THE CHAMPAGNE ROUTE Rosé wines from Provence borrow their codes from Champagne, with strong brands and prestigious cuvées already commanding stratospheric prices. Although not in the same category, the two wines nevertheless share a number of similarities: festive consumption, the power of the imaginary name, conviviality, the specificity of the bubbles for one and the pale pink colour that has become a standard for the other. Two distinct identities. Centuries of history no doubt still make the difference. The fact remains that Provence, France’s oldest wine-growing region, has been making rosé wine for ages, even if its revolution, which has enabled it to pre-empt rosé wine on the world stage, dates back barely forty years. In 2022, for the first time, sales of Champagne in France will fall in favour of exports: more Champagne is now drunk abroad than in France. Is the same true for rosé wines from Provence? Not yet in terms of volume, but the trend is reversing, with a real strategy to raise the profile of our wines, reflected in a booming export market. More than ever, the region is capitalising on its name to claim world leadership in great rosé wines. The arrival of major wine and spirits groups, Champagne producers, the luxury sector and investors is a clear demonstration of the popularity of the colour rosé and the predominance of Provence. Once again, know-how, tradition, symbolism, imagination and adaptation will be the key words for the longevity of this success. Our ambition is for Provence to be to rosé wines what Champagne is to bubbly wines.

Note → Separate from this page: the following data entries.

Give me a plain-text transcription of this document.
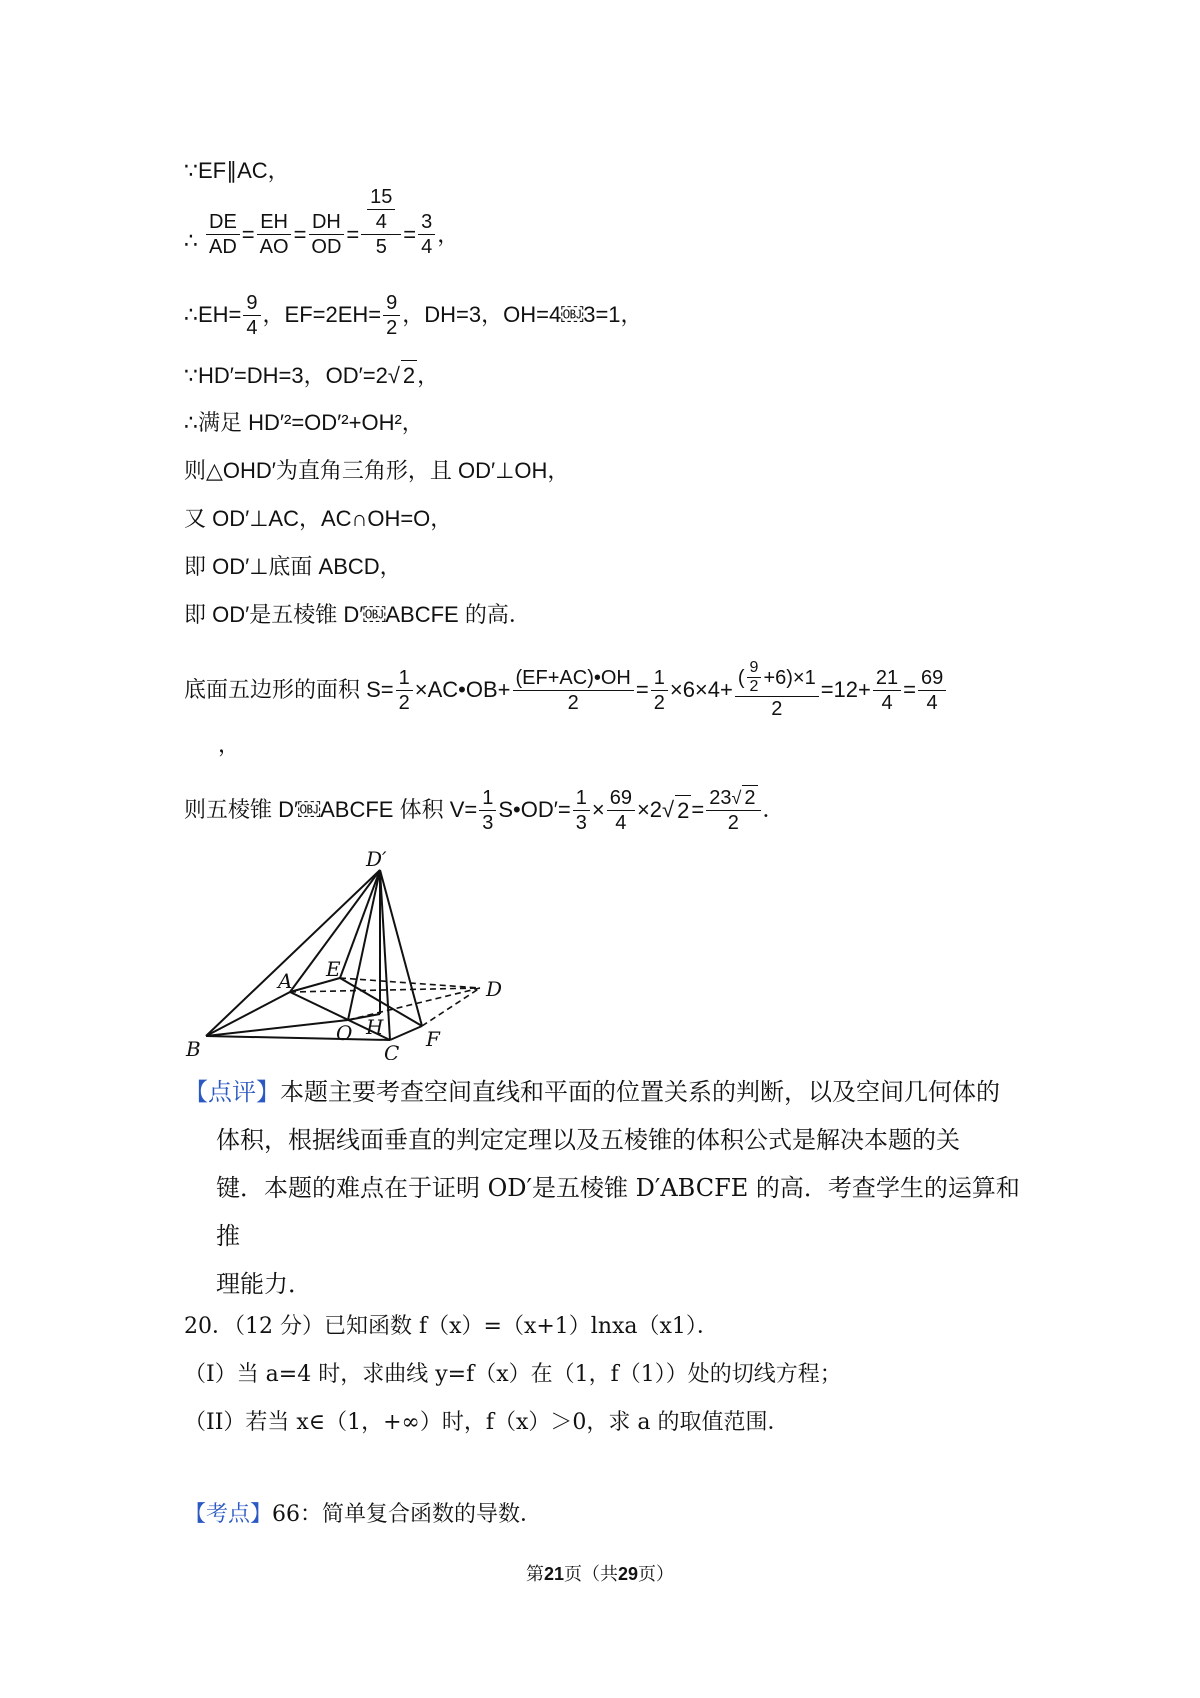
∵EF∥AC，
∴ $\frac{DE}{AD} = \frac{EH}{AO} = \frac{DH}{OD}$ =
15
4
$5 = \frac{3}{4}$ ，
∴EH= $\frac{9}{4}$ ，$EF=2EH= \frac{9}{2}$ ，DH=3，OH=4￼3=1，
∵HD′=DH=3，OD′=2√ 2，
∴满足 HD′²=OD′²+OH²，
则△OHD′为直角三角形，且 OD′⊥OH，
又 OD′⊥AC，AC∩OH=O，
即 OD′⊥底面 ABCD，
即 OD′是五棱锥 D′￼ABCFE 的高．
底面五边形的面积 $S= \frac{1}{2}$ ×AC•OB+ $\frac{(EF+AC)•OH}{2} = \frac{1}{2} \times 6\times 4+ \frac{( \frac{9}{2} +6)\times 1}{2} =12+ \frac{21}{4} = \frac{69}{4}$
，
则五棱锥 D′￼ABCFE 体积 $V= \frac{1}{3}$ S•OD′= $\frac{1}{3} \times \frac{69}{4} \times 2$ √ $2 = \frac{23√ 2}{2}$ ．
D′
A E
D
B
O H F
C
【点评】本题主要考查空间直线和平面的位置关系的判断，以及空间几何体的
体积，根据线面垂直的判定定理以及五棱锥的体积公式是解决本题的关
键．本题的难点在于证明 OD′是五棱锥 D′￼ABCFE 的高．考查学生的运算和推
理能力．
20．（12 分）已知函数 f（x）=（x+1）lnx￼a（x￼1）．
（I）当 a=4 时，求曲线 y=f（x）在（1，f（1））处的切线方程；
（II）若当 x∈（1，+∞）时，f（x）＞0，求 a 的取值范围．
【考点】66：简单复合函数的导数．
第21页（共29页）
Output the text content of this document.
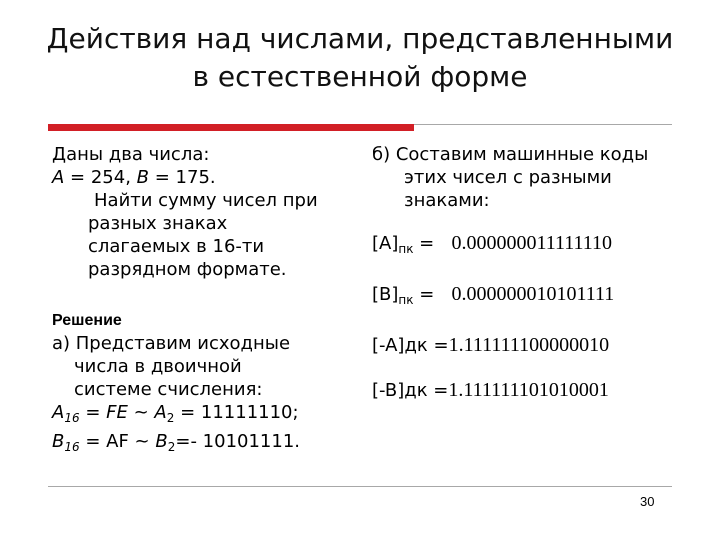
Действия над числами, представленными
в естественной форме
Даны два числа:
A = 254, B = 175.
Найти сумму чисел при
разных знаках
слагаемых в 16-ти
разрядном формате.
Решение
а) Представим исходные
числа в двоичной
системе счисления:
$A_{16}$ = FE ~ $A_2 = 11111110$;
$B_{16}$ = AF ~ $B_2=-$ 10101111.
б) Составим машинные коды
этих чисел с разными
знаками:
$[A]_{пк} = 0.000000011111110$
$[B]_{пк} = 0.000000010101111$
[-A]дк =1.111111100000010
[-B]дк =1.111111101010001
30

THE RIGHT BALANCE Like other regions before it, Provence is paying the price for its success: inflation in the price of classified land, which today limits acquisitions to the very wealthy. Without reaching the heights of the great growths of Bordeaux, Burgundy or Champagne, the price per hectare has risen exponentially in less than twenty years. The average is between €100,000 and €150,000 per hectare, with record prices in the Var and along the coast. That’s two to three times the price per hectare in five years. Beneficial to the owners, this increase in the value of the land is beginning to be a handicap for successions and the installation of young winegrowers. The price of bulk wine in the Côtes-de-Provence appellation, the benchmark for supplies to wine merchants and cooperatives, has risen from 140 euros/hl per hectare to 300 euros/hl in fifteen years. This is a blessing for winegrowers without estates, and inflation for the wine merchants. As with its wines, Provence needs to find the right balance. Between large estates, international brands and small estates. Protecting AOCs and the Provence brand is an essential step, a guarantee of the region’s history and expertise. A wine for every occasion, for aperitifs, meals and evenings out, and now drunk in all seasons, Provence rosé has quickly won over new generations, imposing its style and colour. Even at premium prices. Daring, passion, innovation, quality and diversity are just some of the hallmarks of its continued phenomenal success around the world.